There are people who advertise that they can perform orthognathic surgery quickly or that they can perform protruding mouth surgery quickly.
Regardless of whatever surgery, if you have little experience, it takes more time as there is hesitance or you are not operating proficiently. Accordingly, it is true that surgery takes less time once you become familiar with the surgery from repetition.
I think people who advertise fast surgery likely want to emphasize this. It could indicate that they have become skilled from sufficient experience.
However, this reduction in surgery time occurs when you haven’t performed that many surgeries. Even if you continue to perform the same surgery for more than a few years, or even decades, the surgery duration does not continue to decrease.
In my case, when I performed orthognathic surgery, for example, it took less and less and time until I had performed it about 50 times cumulatively. As for how long that took, the operation time gradually diminished for about six months after I started performing orthognathic surgery full-fledged. At the time, I had reduced the time required for orthognathic surgery (from starting the incision to completing the final suture) down to an hour.
However, interestingly enough, after peaking at about 50 cumulative surgeries, surgery started to take longer little by little. In fact, as I became more and more familiar and proficient performing surgery, the surgery time should’ve gotten shorter but rather increased little by little.
There are several reasons why the time rather increased gradually.
Firstly, there are more aspects to contemplate or touch. If you continue to consider how to operate to achieve better results, there are more things you need to pay attention to. There are more and more aspects that you check that you didn't know before requiring more surgery.
Secondly, when performing surgery, rather than doing it faster but opting to take longer to do it more safely prolongs the surgery time. In bone surgery, the most important factor in reducing the risk and side effects of surgery is to only touch the bones and minimize damage to the tissues surrounding the bones. If surgery is performed trying to protect the tissues around the bones as much as possible, it takes a little longer as it is safer.
Lastly, when wrapping up the surgery, the time taken increases if you add the process of refining everything as much as possible once again when the operation could just end as is.
Now that I’ve done thousands of double jaw surgeries, it takes me more than 50% longer than when I had performed about 50. I could certainly operate now in the shortest time as I had before. But to do that, I’d have to skip all the procedures that I paid attention to during the thousands of surgeries that I’ve performed. I have no intention of omitting the process of putting in careful thought, so I don't think I'll ever be able to perform double jaw surgery again in the shortest time as I had before.
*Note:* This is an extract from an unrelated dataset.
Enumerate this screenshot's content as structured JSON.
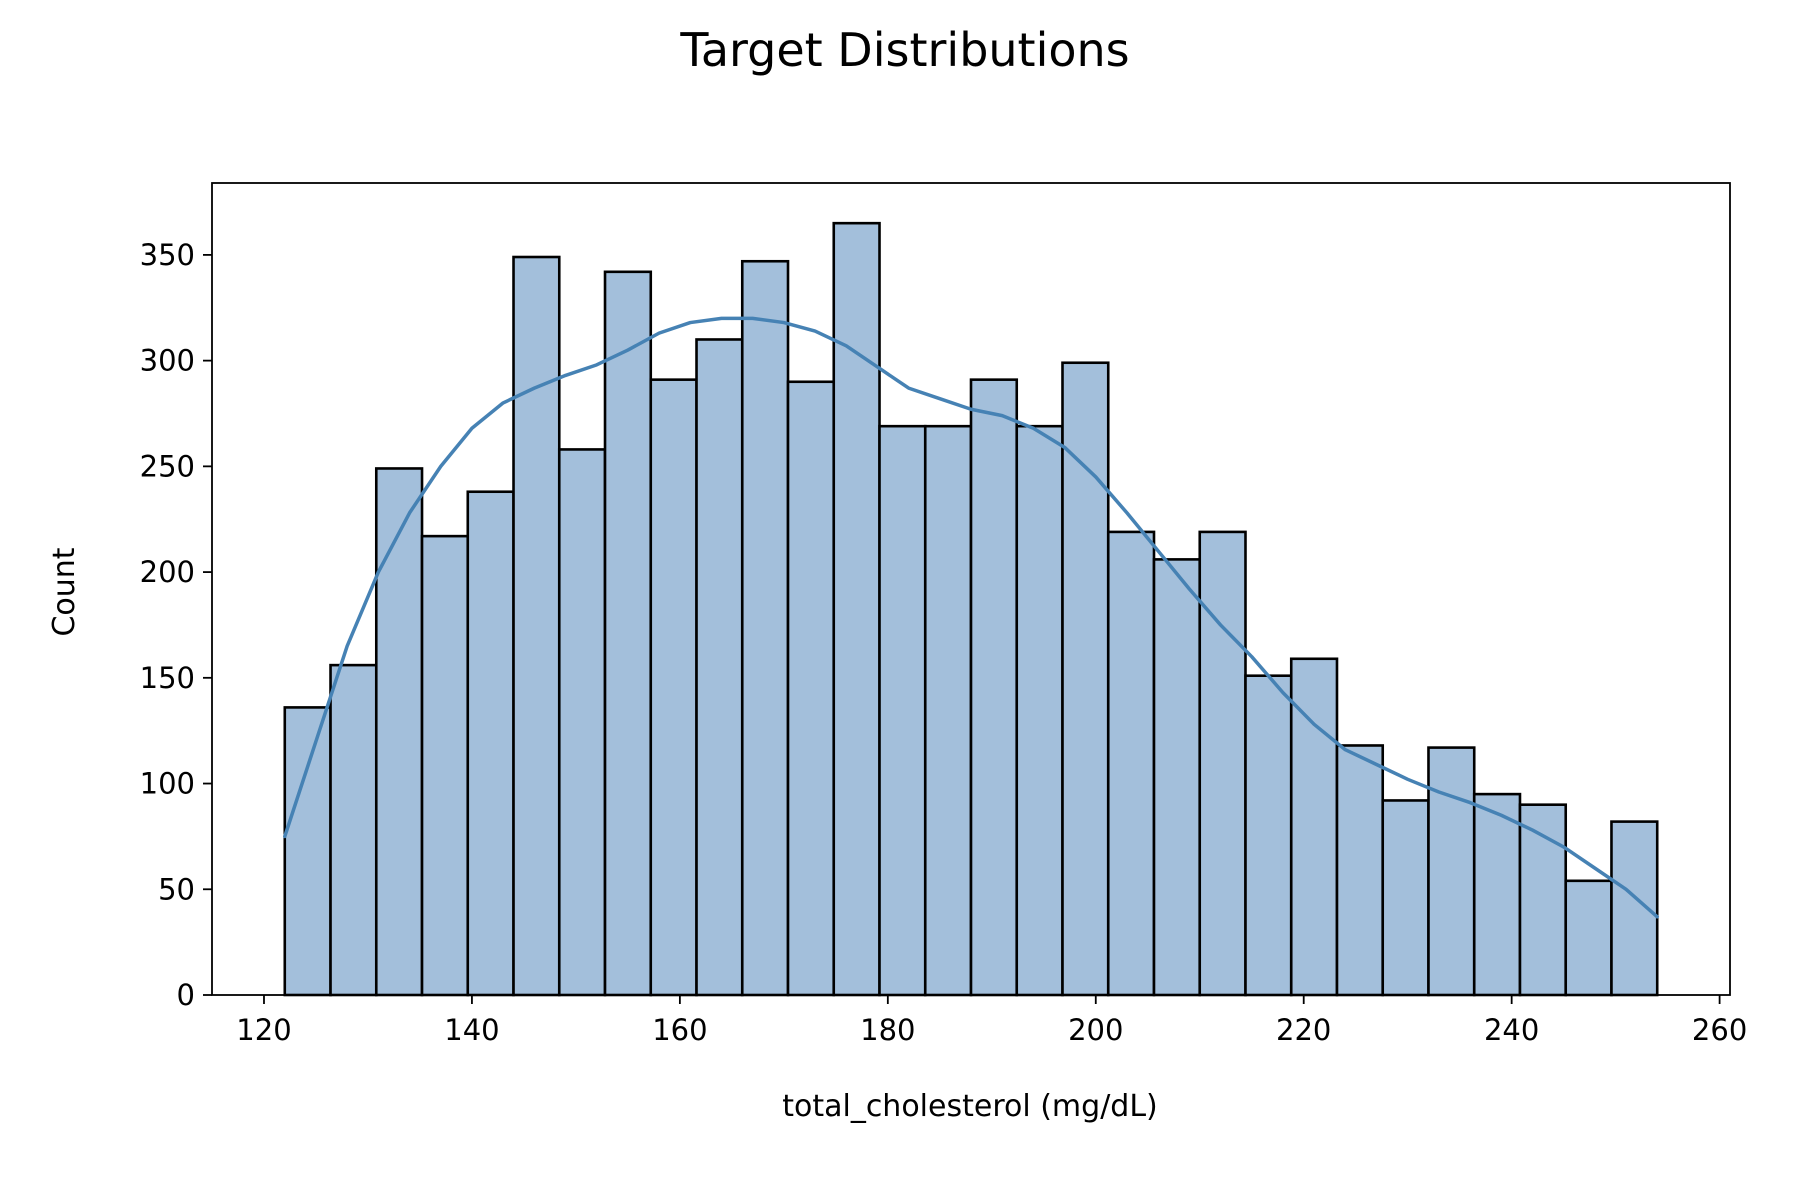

So when I see people boasting about performing surgery quickly, I wonder what they’re trying to say. I'm not sure whether they mean to say they are not novices at surgery, whether they don’t want to put in more effort even if they’ve performed a lot of surgery, or whether they’re just in a hurry to finish if surgery was done to a certain extent.
In fact, those who want to finish surgery as quickly as possible are those who perform surgery like me. I could be tired, I could have other surgeries, and I'm often tempted to finish quickly. But I try to do my best when performing surgery even in such moments.
So I'm proud that I don’t perform surgery that quickly (compared to those advertising that they’re fast). Because the surgery time is the result of all the effort I have put into surgery thus far.